In recent years, increased attention has been paid to the limited access to methadone. During the COVID-19 pandemic, social distancing requirements and a surge in overdose deaths prompted the easing of methadone restrictions out of necessity. In February 2024, the Department of Health and Human Services codified these changes into 42 CFR Part 8, better known as the “Final Rule.” This was the first time regulations guiding methadone clinics were updated in more than two decades. Under these new guidelines, which went into effect in October 2024, nearly all patients should now have access to 14 or 28 “take-home” methadone doses, greatly reducing the burden of daily visits. Other barriers to treatment were also removed, such as requiring patients to suffer addiction for at least a year before starting treatment or withholding medication if patients did not comply with counseling sessions.

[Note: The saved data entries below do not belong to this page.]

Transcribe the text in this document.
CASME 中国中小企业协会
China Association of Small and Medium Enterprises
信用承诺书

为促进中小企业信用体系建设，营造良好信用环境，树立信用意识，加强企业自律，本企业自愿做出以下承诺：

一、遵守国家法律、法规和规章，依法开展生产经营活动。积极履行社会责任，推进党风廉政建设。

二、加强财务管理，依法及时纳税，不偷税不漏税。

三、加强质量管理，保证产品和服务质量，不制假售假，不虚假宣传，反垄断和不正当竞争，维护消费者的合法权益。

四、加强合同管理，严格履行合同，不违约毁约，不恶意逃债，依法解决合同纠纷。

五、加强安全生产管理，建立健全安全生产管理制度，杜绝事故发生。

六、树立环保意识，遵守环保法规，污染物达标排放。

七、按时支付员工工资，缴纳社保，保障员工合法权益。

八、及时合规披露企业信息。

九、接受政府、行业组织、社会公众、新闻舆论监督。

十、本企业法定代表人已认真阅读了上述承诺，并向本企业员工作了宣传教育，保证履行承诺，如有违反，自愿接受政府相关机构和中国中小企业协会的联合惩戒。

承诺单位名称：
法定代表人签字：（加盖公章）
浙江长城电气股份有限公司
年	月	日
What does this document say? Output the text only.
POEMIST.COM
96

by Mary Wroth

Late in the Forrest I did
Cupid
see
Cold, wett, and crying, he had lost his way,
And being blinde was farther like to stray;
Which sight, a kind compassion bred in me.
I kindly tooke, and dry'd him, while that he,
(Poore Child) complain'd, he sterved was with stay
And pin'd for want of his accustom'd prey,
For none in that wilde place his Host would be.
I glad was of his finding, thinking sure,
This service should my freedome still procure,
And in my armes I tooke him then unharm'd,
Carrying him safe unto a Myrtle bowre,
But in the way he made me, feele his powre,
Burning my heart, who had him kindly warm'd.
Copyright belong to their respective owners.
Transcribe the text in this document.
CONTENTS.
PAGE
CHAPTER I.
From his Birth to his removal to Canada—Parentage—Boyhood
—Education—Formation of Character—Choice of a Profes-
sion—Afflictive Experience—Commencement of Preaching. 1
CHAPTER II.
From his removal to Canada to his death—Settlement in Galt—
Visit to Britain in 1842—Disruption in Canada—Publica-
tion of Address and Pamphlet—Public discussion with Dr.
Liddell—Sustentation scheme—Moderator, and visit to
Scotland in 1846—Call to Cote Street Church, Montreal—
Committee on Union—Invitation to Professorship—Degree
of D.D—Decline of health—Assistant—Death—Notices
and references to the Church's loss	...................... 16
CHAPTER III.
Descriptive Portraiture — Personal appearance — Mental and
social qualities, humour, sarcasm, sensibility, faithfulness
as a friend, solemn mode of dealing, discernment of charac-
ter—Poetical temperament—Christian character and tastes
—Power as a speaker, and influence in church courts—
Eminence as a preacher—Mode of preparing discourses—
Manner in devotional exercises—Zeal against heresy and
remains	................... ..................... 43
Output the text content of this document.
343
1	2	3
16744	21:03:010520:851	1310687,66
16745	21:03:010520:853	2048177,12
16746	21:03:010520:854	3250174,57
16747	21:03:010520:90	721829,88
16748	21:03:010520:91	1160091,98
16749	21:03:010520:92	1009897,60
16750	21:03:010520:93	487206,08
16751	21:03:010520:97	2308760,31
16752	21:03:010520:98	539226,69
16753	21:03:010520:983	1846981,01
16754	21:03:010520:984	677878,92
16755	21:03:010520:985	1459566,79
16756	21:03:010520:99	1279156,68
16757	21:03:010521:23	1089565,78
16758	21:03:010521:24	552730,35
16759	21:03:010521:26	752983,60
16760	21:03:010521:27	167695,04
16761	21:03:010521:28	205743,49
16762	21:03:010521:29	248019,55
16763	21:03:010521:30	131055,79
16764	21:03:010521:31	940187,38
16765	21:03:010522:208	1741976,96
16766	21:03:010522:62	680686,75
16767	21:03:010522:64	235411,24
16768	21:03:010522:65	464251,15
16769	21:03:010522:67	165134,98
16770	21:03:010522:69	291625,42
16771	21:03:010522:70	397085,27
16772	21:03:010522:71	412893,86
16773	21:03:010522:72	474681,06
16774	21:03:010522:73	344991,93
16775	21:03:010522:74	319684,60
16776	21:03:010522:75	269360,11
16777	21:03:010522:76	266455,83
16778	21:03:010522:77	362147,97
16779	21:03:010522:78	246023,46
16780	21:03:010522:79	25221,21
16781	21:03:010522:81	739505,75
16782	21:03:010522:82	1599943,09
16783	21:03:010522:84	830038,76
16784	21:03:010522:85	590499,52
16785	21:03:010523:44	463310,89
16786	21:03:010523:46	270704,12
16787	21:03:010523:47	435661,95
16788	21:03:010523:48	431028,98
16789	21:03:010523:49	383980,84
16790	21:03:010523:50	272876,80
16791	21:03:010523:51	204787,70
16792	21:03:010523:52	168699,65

Despite this progress, the Final Rule does not alter the fundamental segregation of methadone from all other medications. Inexplicably, this restriction applies only to methadone prescribed for the treatment of opioid use disorder. Any provider with a DEA registration can prescribe methadone for pain to a normal community pharmacy.
MOTAA would change this paradigm. If passed, MOTAA would allow methadone prescribed by addiction specialists for the indication of OUD to be filled at community pharmacies, as it is in other countries. The carceral system of observed doses and frequent visits would end. Addiction specialists would be able to continue caring for patients who need an alternative to buprenorphine, no longer fragmenting care by requiring referral to a new facility, which in some states may be an hours-drive away or not exist at all.
The main opponents to this legislation are opioid treatment programs fearing lost revenue. They argue that patients benefit from the structured environment of the program and that community prescribing will result in the diversion of methadone and increased risk of overdose. However, data from the pandemic refute this, and the issuing of the Final Rule represents a recognition that those restrictions are not necessary for the effective treatment of OUD.
Patients like Kayla navigating a lethal drug supply deserve every option for a tailored and effective treatment; doctors who have chosen to devote their careers to combating the overdose epidemic need every tool available. For too long, the restrictions on methadone have stigmatized an evidence-based, effective medication for a deadly disease. Thanks to the Final Rule, the regulations around methadone have eased for the first time in decades, but it’s not enough. MOTAA would undo the restrictions that uniquely curtail methadone and normalize it as a medication like any other.
Michelle Breda and Marco Barber Grossi are internal medicine physicians.